Here’s the transcript:
Chris Matthews: “Next up, ‘Desperate Despots.’ 2006 was a big year in America’s rogues gallery. North Korea’s Kim Jong-Il launched a nuclear test. Venezuela’s Hugo Chavez called President Bush ‘the Devil’ at the UN. Iran’s Mahmoud Ahmadinejad rode a wave of Muslim anger over Danish cartoons to international celebrity. How in the hell did this guy get in there? Bill O’Reilly — how did he get in there? Dan, I think we were thinking of you, maybe, here.”
Dan Rather: “I don’t know why you would do that.”
Matthews: “Does Bill O’Reilly belong on this list? What about Ahmadinejad. People tell me that it was written that Time magazine almost made this guy man of the year he was so big this year.”
Rather: “He'd get my vote in this category, by the way, because Iran has become so important to our own future.”
Clarence Page (Chicago Tribune): “It’s not because you are a good guy, but because you move the news and Ahmadinejad did move the news this past year and I think is going to be a pivotal figure over this next year.”
Katty Kay (BBC Washington Correspondent): “But there’s a despot missing from this crowd, too, and that’s Vladimir Putin, and if you’re looking at what’s happening over the past few weeks–”
Matthews, interrupting: “We bumped him for O’Reilly. What do you think?” (Laughter)
Kay: “I’m not going to comment on O’Reilly, but I would on Putin. We have to watch Putin very carefully over the next few months because he is taking in power in Moscow and he is spreading that abroad, attacking his enemies abroad as much as he is at home.”

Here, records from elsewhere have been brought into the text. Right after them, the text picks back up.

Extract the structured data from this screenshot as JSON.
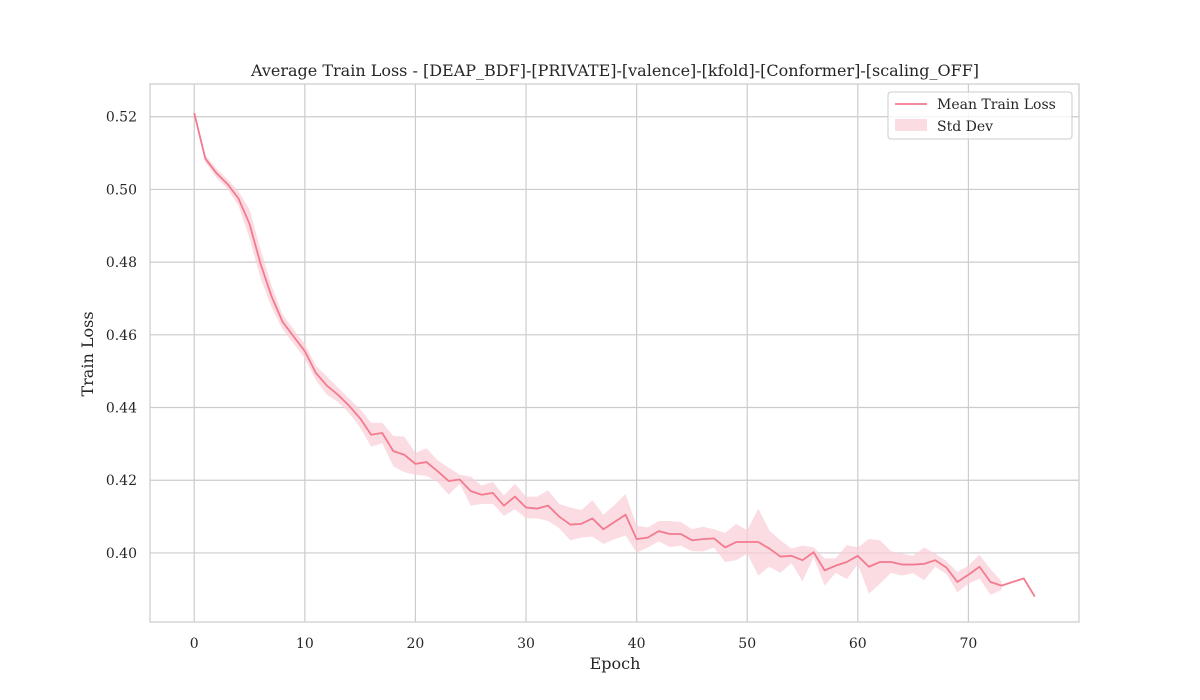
{
  "chart_data": {
    "type": "line",
    "title": "Average Train Loss - [DEAP_BDF]-[PRIVATE]-[valence]-[kfold]-[Conformer]-[scaling_OFF]",
    "xlabel": "Epoch",
    "ylabel": "Train Loss",
    "xlim": [
      -4,
      80
    ],
    "ylim": [
      0.381,
      0.529
    ],
    "xticks": [
      0,
      10,
      20,
      30,
      40,
      50,
      60,
      70
    ],
    "yticks": [
      0.4,
      0.42,
      0.44,
      0.46,
      0.48,
      0.5,
      0.52
    ],
    "ytick_labels": [
      "0.40",
      "0.42",
      "0.44",
      "0.46",
      "0.48",
      "0.50",
      "0.52"
    ],
    "grid": true,
    "legend_position": "top-right",
    "colors": {
      "line": "#f37a8f",
      "band": "#f9cdd5"
    },
    "series": [
      {
        "name": "Mean Train Loss",
        "x": [
          0,
          1,
          2,
          3,
          4,
          5,
          6,
          7,
          8,
          9,
          10,
          11,
          12,
          13,
          14,
          15,
          16,
          17,
          18,
          19,
          20,
          21,
          22,
          23,
          24,
          25,
          26,
          27,
          28,
          29,
          30,
          31,
          32,
          33,
          34,
          35,
          36,
          37,
          38,
          39,
          40,
          41,
          42,
          43,
          44,
          45,
          46,
          47,
          48,
          49,
          50,
          51,
          52,
          53,
          54,
          55,
          56,
          57,
          58,
          59,
          60,
          61,
          62,
          63,
          64,
          65,
          66,
          67,
          68,
          69,
          70,
          71,
          72,
          73,
          74,
          75,
          76
        ],
        "y": [
          0.521,
          0.5085,
          0.5045,
          0.5015,
          0.4975,
          0.4905,
          0.4795,
          0.4705,
          0.4635,
          0.4595,
          0.4555,
          0.4495,
          0.446,
          0.4435,
          0.4405,
          0.437,
          0.4325,
          0.433,
          0.428,
          0.427,
          0.4245,
          0.425,
          0.4225,
          0.4198,
          0.4202,
          0.417,
          0.416,
          0.4165,
          0.413,
          0.4155,
          0.4125,
          0.4122,
          0.413,
          0.41,
          0.4078,
          0.408,
          0.4095,
          0.4065,
          0.4085,
          0.4105,
          0.4038,
          0.4042,
          0.406,
          0.4052,
          0.4052,
          0.4035,
          0.4038,
          0.404,
          0.4015,
          0.403,
          0.403,
          0.403,
          0.4012,
          0.399,
          0.3992,
          0.398,
          0.4002,
          0.3952,
          0.3965,
          0.3975,
          0.3992,
          0.3962,
          0.3975,
          0.3975,
          0.3968,
          0.3968,
          0.397,
          0.398,
          0.396,
          0.392,
          0.394,
          0.3962,
          0.392,
          0.391,
          null,
          0.393,
          0.388
        ]
      }
    ],
    "band": {
      "name": "Std Dev",
      "x": [
        0,
        1,
        2,
        3,
        4,
        5,
        6,
        7,
        8,
        9,
        10,
        11,
        12,
        13,
        14,
        15,
        16,
        17,
        18,
        19,
        20,
        21,
        22,
        23,
        24,
        25,
        26,
        27,
        28,
        29,
        30,
        31,
        32,
        33,
        34,
        35,
        36,
        37,
        38,
        39,
        40,
        41,
        42,
        43,
        44,
        45,
        46,
        47,
        48,
        49,
        50,
        51,
        52,
        53,
        54,
        55,
        56,
        57,
        58,
        59,
        60,
        61,
        62,
        63,
        64,
        65,
        66,
        67,
        68,
        69,
        70,
        71,
        72,
        73
      ],
      "upper": [
        0.522,
        0.5095,
        0.5058,
        0.5028,
        0.4995,
        0.4945,
        0.4835,
        0.4735,
        0.4655,
        0.4615,
        0.4575,
        0.4515,
        0.4485,
        0.4455,
        0.4425,
        0.4395,
        0.4358,
        0.4358,
        0.4322,
        0.432,
        0.4275,
        0.4288,
        0.4255,
        0.4235,
        0.4215,
        0.421,
        0.4185,
        0.4195,
        0.4158,
        0.419,
        0.4155,
        0.4155,
        0.4172,
        0.4135,
        0.4125,
        0.4118,
        0.4145,
        0.4105,
        0.4132,
        0.4162,
        0.4075,
        0.407,
        0.4088,
        0.4088,
        0.4085,
        0.4065,
        0.4072,
        0.4065,
        0.4055,
        0.408,
        0.4062,
        0.4122,
        0.4062,
        0.4035,
        0.4012,
        0.402,
        0.4015,
        0.3985,
        0.3985,
        0.4022,
        0.4015,
        0.4038,
        0.4035,
        0.4005,
        0.3998,
        0.3992,
        0.4015,
        0.3998,
        0.3978,
        0.3948,
        0.3965,
        0.3995,
        0.3955,
        0.3922
      ],
      "lower": [
        0.52,
        0.5075,
        0.5032,
        0.5002,
        0.4955,
        0.4865,
        0.4755,
        0.4675,
        0.4615,
        0.4575,
        0.4535,
        0.4475,
        0.4435,
        0.4415,
        0.4385,
        0.4345,
        0.4292,
        0.4302,
        0.4238,
        0.4222,
        0.4215,
        0.4212,
        0.4195,
        0.416,
        0.419,
        0.413,
        0.4135,
        0.4135,
        0.4102,
        0.412,
        0.4095,
        0.4095,
        0.4088,
        0.4068,
        0.4035,
        0.4042,
        0.4045,
        0.4025,
        0.4038,
        0.4048,
        0.4001,
        0.4015,
        0.4032,
        0.4016,
        0.402,
        0.4005,
        0.4004,
        0.4015,
        0.3975,
        0.398,
        0.3998,
        0.3938,
        0.3962,
        0.3945,
        0.3972,
        0.3922,
        0.3988,
        0.391,
        0.3945,
        0.3928,
        0.3969,
        0.3888,
        0.3915,
        0.3945,
        0.3938,
        0.3944,
        0.3925,
        0.3962,
        0.3942,
        0.3892,
        0.3915,
        0.3929,
        0.3885,
        0.3898
      ]
    }
  }
}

Matthews: “What if we come to realize that he did do it, that he did poison the guy with nuclear, radioactivity?”
Kay: “We don't know exactly if he did it. But we do know that he is consolidating power in a way that’s–”
Rather (interrupting): “Two quick points need to be made. Number one, it’s possible the man wasn't poisoned. I’m not — who knows. It’s possible that there was some leakage of this very toxic material. So we don’t know for a fact it was murder.
“Back to Putin, I think spot on. We’re going to talk a lot about the presidential elections in this country in 2008, but does Putin decide that he’s going to stay on? And, if he does, then what happens? If you want to pinpoint where world peace may be decided, it may be on their presidential maneuverings, rather than our presidential election in 2008. It could very well be.”